We've talked about the correlation between mortgage rates and 10 year treasury yields before and that relationship is evident in the graph above.
As higher food and energy costs begin to be felt worldwide, and with Fed chair Ben Bernanke now talking about supporting the dollar against other currencies, investors are beginning to anticipate higher rates in the future. This expectation drives the value or price of fixed income securities, like 10 year treasuries, lower and their corresponding yields higher. This in turn leads to higher rates for mortgages.
High Rates Mean Less Purchasing Power
In the last 60 days, rates on 30 year fixed rate loans have increased from around 5.6% to near 6.25%. For a loan of $300,000, this means about $125 more per month, an increase of 7%.
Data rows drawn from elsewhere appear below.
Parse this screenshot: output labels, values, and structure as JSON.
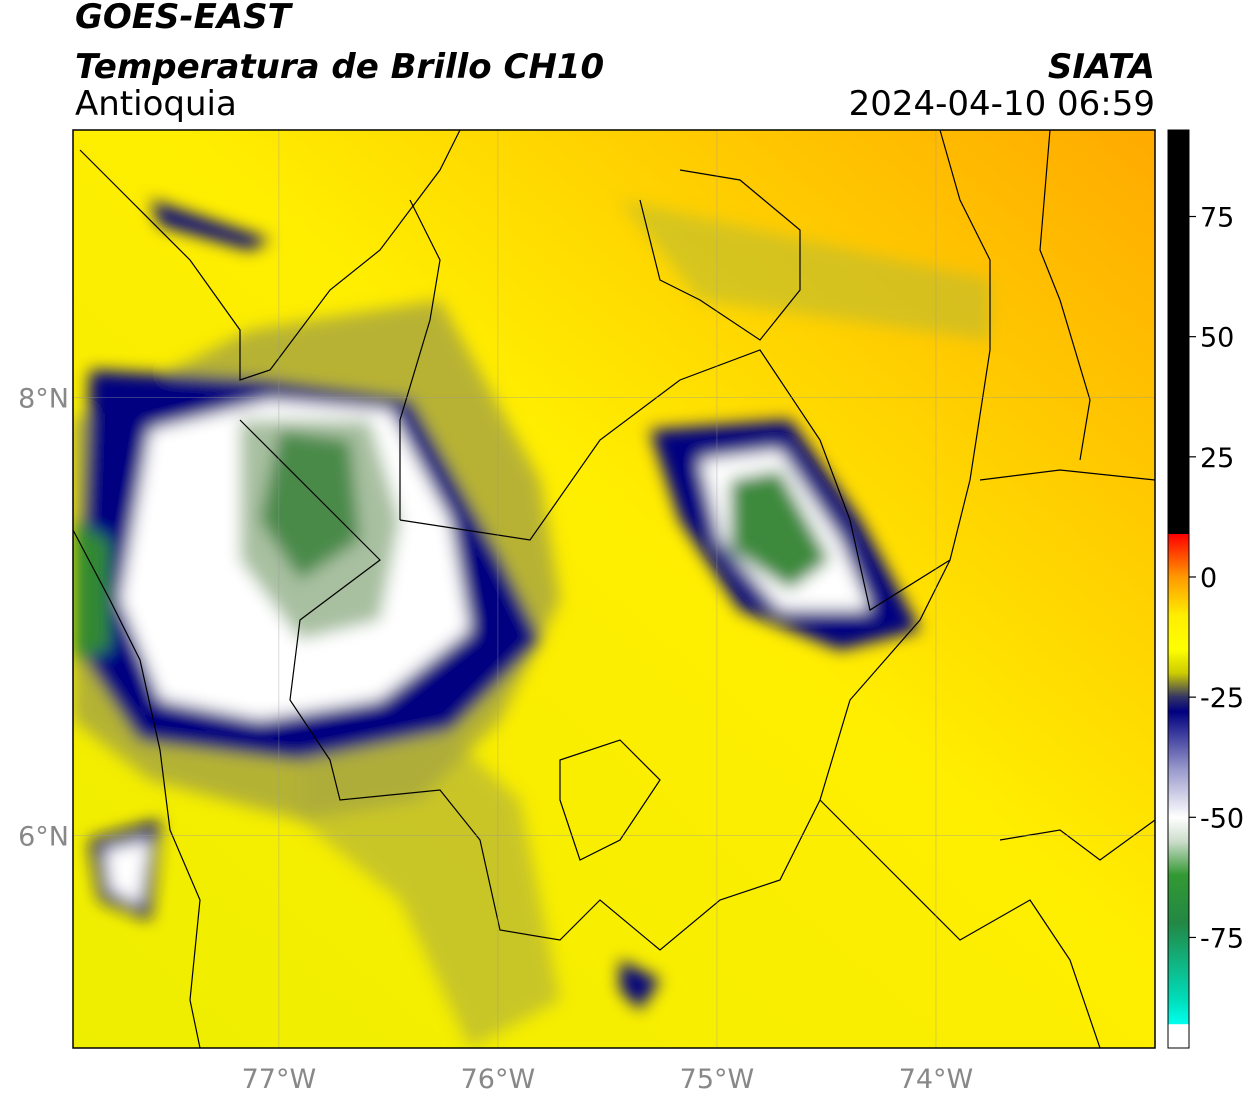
{
  "chart_data": {
    "type": "map",
    "title": "GOES-EAST",
    "subtitle": "Temperatura de Brillo CH10",
    "region": "Antioquia",
    "source": "SIATA",
    "datetime": "2024-04-10 06:59",
    "xlim": [
      -77.94,
      -73.0
    ],
    "ylim": [
      5.03,
      9.22
    ],
    "xticks": [
      {
        "value": -77,
        "label": "77°W"
      },
      {
        "value": -76,
        "label": "76°W"
      },
      {
        "value": -75,
        "label": "75°W"
      },
      {
        "value": -74,
        "label": "74°W"
      }
    ],
    "yticks": [
      {
        "value": 6,
        "label": "6°N"
      },
      {
        "value": 8,
        "label": "8°N"
      }
    ],
    "grid": true,
    "colorbar": {
      "lim": [
        -98,
        93
      ],
      "ticks": [
        75,
        50,
        25,
        0,
        -25,
        -50,
        -75
      ],
      "stops": [
        {
          "value": 93,
          "color": "#000000"
        },
        {
          "value": 9,
          "color": "#000000"
        },
        {
          "value": 8.9,
          "color": "#ff0000"
        },
        {
          "value": 0,
          "color": "#ff9900"
        },
        {
          "value": -8,
          "color": "#ffee00"
        },
        {
          "value": -15,
          "color": "#ffff00"
        },
        {
          "value": -20,
          "color": "#cccc00"
        },
        {
          "value": -25,
          "color": "#333366"
        },
        {
          "value": -28,
          "color": "#000080"
        },
        {
          "value": -40,
          "color": "#9999cc"
        },
        {
          "value": -50,
          "color": "#ffffff"
        },
        {
          "value": -55,
          "color": "#ccddcc"
        },
        {
          "value": -62,
          "color": "#339933"
        },
        {
          "value": -72,
          "color": "#228844"
        },
        {
          "value": -88,
          "color": "#00ddbb"
        },
        {
          "value": -93,
          "color": "#00ffee"
        },
        {
          "value": -93.1,
          "color": "#ffffff"
        },
        {
          "value": -98,
          "color": "#ffffff"
        }
      ]
    }
  }
}
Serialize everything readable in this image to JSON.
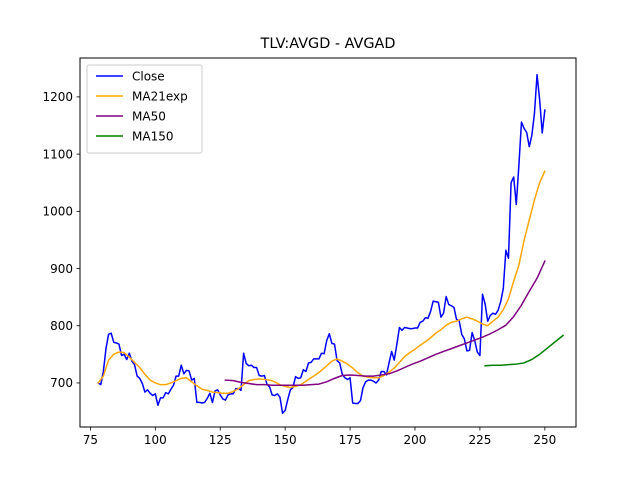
{
  "chart_data": {
    "type": "line",
    "title": "TLV:AVGD - AVGAD",
    "xlabel": "",
    "ylabel": "",
    "xlim": [
      71,
      262
    ],
    "ylim": [
      623,
      1268
    ],
    "x_ticks": [
      75,
      100,
      125,
      150,
      175,
      200,
      225,
      250
    ],
    "y_ticks": [
      700,
      800,
      900,
      1000,
      1100,
      1200
    ],
    "grid": false,
    "legend_position": "top-left",
    "series": [
      {
        "name": "Close",
        "color": "#0000ff",
        "points": [
          [
            78,
            700
          ],
          [
            79,
            697
          ],
          [
            80,
            720
          ],
          [
            81,
            760
          ],
          [
            82,
            785
          ],
          [
            83,
            787
          ],
          [
            84,
            771
          ],
          [
            85,
            770
          ],
          [
            86,
            768
          ],
          [
            87,
            748
          ],
          [
            88,
            750
          ],
          [
            89,
            741
          ],
          [
            90,
            752
          ],
          [
            91,
            738
          ],
          [
            92,
            732
          ],
          [
            93,
            712
          ],
          [
            94,
            708
          ],
          [
            95,
            699
          ],
          [
            96,
            684
          ],
          [
            97,
            688
          ],
          [
            98,
            682
          ],
          [
            99,
            678
          ],
          [
            100,
            681
          ],
          [
            101,
            661
          ],
          [
            102,
            674
          ],
          [
            103,
            674
          ],
          [
            104,
            683
          ],
          [
            105,
            681
          ],
          [
            106,
            689
          ],
          [
            107,
            696
          ],
          [
            108,
            712
          ],
          [
            109,
            712
          ],
          [
            110,
            731
          ],
          [
            111,
            716
          ],
          [
            112,
            722
          ],
          [
            113,
            721
          ],
          [
            114,
            705
          ],
          [
            115,
            708
          ],
          [
            116,
            666
          ],
          [
            117,
            666
          ],
          [
            118,
            665
          ],
          [
            119,
            666
          ],
          [
            120,
            673
          ],
          [
            121,
            682
          ],
          [
            122,
            666
          ],
          [
            123,
            686
          ],
          [
            124,
            688
          ],
          [
            125,
            679
          ],
          [
            126,
            672
          ],
          [
            127,
            670
          ],
          [
            128,
            679
          ],
          [
            129,
            681
          ],
          [
            130,
            681
          ],
          [
            131,
            690
          ],
          [
            132,
            690
          ],
          [
            133,
            687
          ],
          [
            134,
            752
          ],
          [
            135,
            734
          ],
          [
            136,
            730
          ],
          [
            137,
            731
          ],
          [
            138,
            727
          ],
          [
            139,
            727
          ],
          [
            140,
            713
          ],
          [
            141,
            712
          ],
          [
            142,
            713
          ],
          [
            143,
            698
          ],
          [
            144,
            693
          ],
          [
            145,
            679
          ],
          [
            146,
            678
          ],
          [
            147,
            681
          ],
          [
            148,
            675
          ],
          [
            149,
            647
          ],
          [
            150,
            652
          ],
          [
            151,
            671
          ],
          [
            152,
            688
          ],
          [
            153,
            692
          ],
          [
            154,
            711
          ],
          [
            155,
            708
          ],
          [
            156,
            709
          ],
          [
            157,
            723
          ],
          [
            158,
            720
          ],
          [
            159,
            735
          ],
          [
            160,
            736
          ],
          [
            161,
            742
          ],
          [
            162,
            742
          ],
          [
            163,
            742
          ],
          [
            164,
            752
          ],
          [
            165,
            751
          ],
          [
            166,
            774
          ],
          [
            167,
            786
          ],
          [
            168,
            769
          ],
          [
            169,
            768
          ],
          [
            170,
            739
          ],
          [
            171,
            735
          ],
          [
            172,
            715
          ],
          [
            173,
            709
          ],
          [
            174,
            706
          ],
          [
            175,
            709
          ],
          [
            176,
            665
          ],
          [
            177,
            664
          ],
          [
            178,
            664
          ],
          [
            179,
            669
          ],
          [
            180,
            692
          ],
          [
            181,
            702
          ],
          [
            182,
            705
          ],
          [
            183,
            705
          ],
          [
            184,
            703
          ],
          [
            185,
            700
          ],
          [
            186,
            705
          ],
          [
            187,
            720
          ],
          [
            188,
            720
          ],
          [
            189,
            714
          ],
          [
            190,
            735
          ],
          [
            191,
            755
          ],
          [
            192,
            740
          ],
          [
            193,
            767
          ],
          [
            194,
            797
          ],
          [
            195,
            792
          ],
          [
            196,
            797
          ],
          [
            197,
            796
          ],
          [
            198,
            795
          ],
          [
            199,
            795
          ],
          [
            200,
            796
          ],
          [
            201,
            796
          ],
          [
            202,
            806
          ],
          [
            203,
            808
          ],
          [
            204,
            814
          ],
          [
            205,
            813
          ],
          [
            206,
            825
          ],
          [
            207,
            843
          ],
          [
            208,
            842
          ],
          [
            209,
            841
          ],
          [
            210,
            815
          ],
          [
            211,
            822
          ],
          [
            212,
            851
          ],
          [
            213,
            837
          ],
          [
            214,
            835
          ],
          [
            215,
            832
          ],
          [
            216,
            811
          ],
          [
            217,
            809
          ],
          [
            218,
            785
          ],
          [
            219,
            777
          ],
          [
            220,
            756
          ],
          [
            221,
            757
          ],
          [
            222,
            788
          ],
          [
            223,
            774
          ],
          [
            224,
            754
          ],
          [
            225,
            748
          ],
          [
            226,
            855
          ],
          [
            227,
            838
          ],
          [
            228,
            808
          ],
          [
            229,
            818
          ],
          [
            230,
            822
          ],
          [
            231,
            820
          ],
          [
            232,
            827
          ],
          [
            233,
            842
          ],
          [
            234,
            865
          ],
          [
            235,
            932
          ],
          [
            236,
            918
          ],
          [
            237,
            1050
          ],
          [
            238,
            1060
          ],
          [
            239,
            1012
          ],
          [
            240,
            1080
          ],
          [
            241,
            1156
          ],
          [
            242,
            1145
          ],
          [
            243,
            1138
          ],
          [
            244,
            1113
          ],
          [
            245,
            1133
          ],
          [
            246,
            1171
          ],
          [
            247,
            1239
          ],
          [
            248,
            1195
          ],
          [
            249,
            1137
          ],
          [
            250,
            1177
          ]
        ]
      },
      {
        "name": "MA21exp",
        "color": "#ffa500",
        "points": [
          [
            78,
            700
          ],
          [
            80,
            712
          ],
          [
            82,
            740
          ],
          [
            84,
            750
          ],
          [
            86,
            754
          ],
          [
            88,
            753
          ],
          [
            90,
            745
          ],
          [
            92,
            736
          ],
          [
            94,
            727
          ],
          [
            96,
            715
          ],
          [
            98,
            705
          ],
          [
            100,
            700
          ],
          [
            102,
            697
          ],
          [
            104,
            697
          ],
          [
            106,
            700
          ],
          [
            108,
            704
          ],
          [
            110,
            708
          ],
          [
            112,
            709
          ],
          [
            114,
            702
          ],
          [
            116,
            695
          ],
          [
            118,
            689
          ],
          [
            120,
            687
          ],
          [
            122,
            684
          ],
          [
            124,
            683
          ],
          [
            126,
            682
          ],
          [
            128,
            682
          ],
          [
            130,
            685
          ],
          [
            132,
            690
          ],
          [
            134,
            697
          ],
          [
            136,
            704
          ],
          [
            138,
            706
          ],
          [
            140,
            707
          ],
          [
            142,
            706
          ],
          [
            144,
            705
          ],
          [
            146,
            702
          ],
          [
            148,
            697
          ],
          [
            150,
            694
          ],
          [
            152,
            692
          ],
          [
            154,
            694
          ],
          [
            156,
            697
          ],
          [
            158,
            703
          ],
          [
            160,
            709
          ],
          [
            162,
            715
          ],
          [
            164,
            722
          ],
          [
            166,
            730
          ],
          [
            168,
            738
          ],
          [
            170,
            742
          ],
          [
            172,
            738
          ],
          [
            174,
            733
          ],
          [
            176,
            726
          ],
          [
            178,
            718
          ],
          [
            180,
            712
          ],
          [
            182,
            710
          ],
          [
            184,
            709
          ],
          [
            186,
            709
          ],
          [
            188,
            713
          ],
          [
            190,
            719
          ],
          [
            192,
            726
          ],
          [
            194,
            736
          ],
          [
            196,
            746
          ],
          [
            198,
            753
          ],
          [
            200,
            759
          ],
          [
            202,
            766
          ],
          [
            204,
            772
          ],
          [
            206,
            779
          ],
          [
            208,
            787
          ],
          [
            210,
            793
          ],
          [
            212,
            801
          ],
          [
            214,
            806
          ],
          [
            216,
            808
          ],
          [
            218,
            812
          ],
          [
            220,
            815
          ],
          [
            222,
            812
          ],
          [
            224,
            808
          ],
          [
            226,
            803
          ],
          [
            228,
            800
          ],
          [
            230,
            808
          ],
          [
            232,
            815
          ],
          [
            234,
            828
          ],
          [
            236,
            847
          ],
          [
            238,
            878
          ],
          [
            240,
            906
          ],
          [
            242,
            949
          ],
          [
            244,
            985
          ],
          [
            246,
            1020
          ],
          [
            248,
            1050
          ],
          [
            250,
            1070
          ]
        ]
      },
      {
        "name": "MA50",
        "color": "#800080",
        "points": [
          [
            127,
            705
          ],
          [
            130,
            704
          ],
          [
            133,
            701
          ],
          [
            136,
            699
          ],
          [
            139,
            697
          ],
          [
            142,
            697
          ],
          [
            145,
            696
          ],
          [
            148,
            696
          ],
          [
            151,
            696
          ],
          [
            154,
            696
          ],
          [
            157,
            696
          ],
          [
            160,
            697
          ],
          [
            163,
            698
          ],
          [
            166,
            702
          ],
          [
            169,
            708
          ],
          [
            172,
            713
          ],
          [
            175,
            714
          ],
          [
            178,
            713
          ],
          [
            181,
            712
          ],
          [
            184,
            712
          ],
          [
            187,
            714
          ],
          [
            190,
            716
          ],
          [
            193,
            721
          ],
          [
            196,
            727
          ],
          [
            199,
            733
          ],
          [
            202,
            738
          ],
          [
            205,
            744
          ],
          [
            208,
            750
          ],
          [
            211,
            755
          ],
          [
            214,
            760
          ],
          [
            217,
            765
          ],
          [
            220,
            770
          ],
          [
            223,
            775
          ],
          [
            226,
            780
          ],
          [
            229,
            786
          ],
          [
            232,
            793
          ],
          [
            235,
            801
          ],
          [
            238,
            816
          ],
          [
            241,
            836
          ],
          [
            244,
            860
          ],
          [
            247,
            883
          ],
          [
            250,
            913
          ]
        ]
      },
      {
        "name": "MA150",
        "color": "#008000",
        "points": [
          [
            227,
            730
          ],
          [
            230,
            731
          ],
          [
            233,
            731
          ],
          [
            236,
            732
          ],
          [
            239,
            733
          ],
          [
            242,
            735
          ],
          [
            245,
            741
          ],
          [
            248,
            750
          ],
          [
            251,
            761
          ],
          [
            254,
            772
          ],
          [
            257,
            783
          ]
        ]
      }
    ]
  }
}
Another way to look at this is that a payment of $1850 at 5.6% would buy you a $321,732 loan. Now that same $1850 buys only $300,000.
Is Now The Time To Buy?
Though I don't expect home prices to increase quickly anytime soon, I do think we'll see higher interest rates going forward. And as rates increase, your purchasing power decreases. So even if home prices continue to go down, higher mortgage rates may cause your monthly payment to remain the same or even increase.
So if you've been considering buying a home, now is a good time to get out and look; there are lots of houses to look at and rates are still historically low.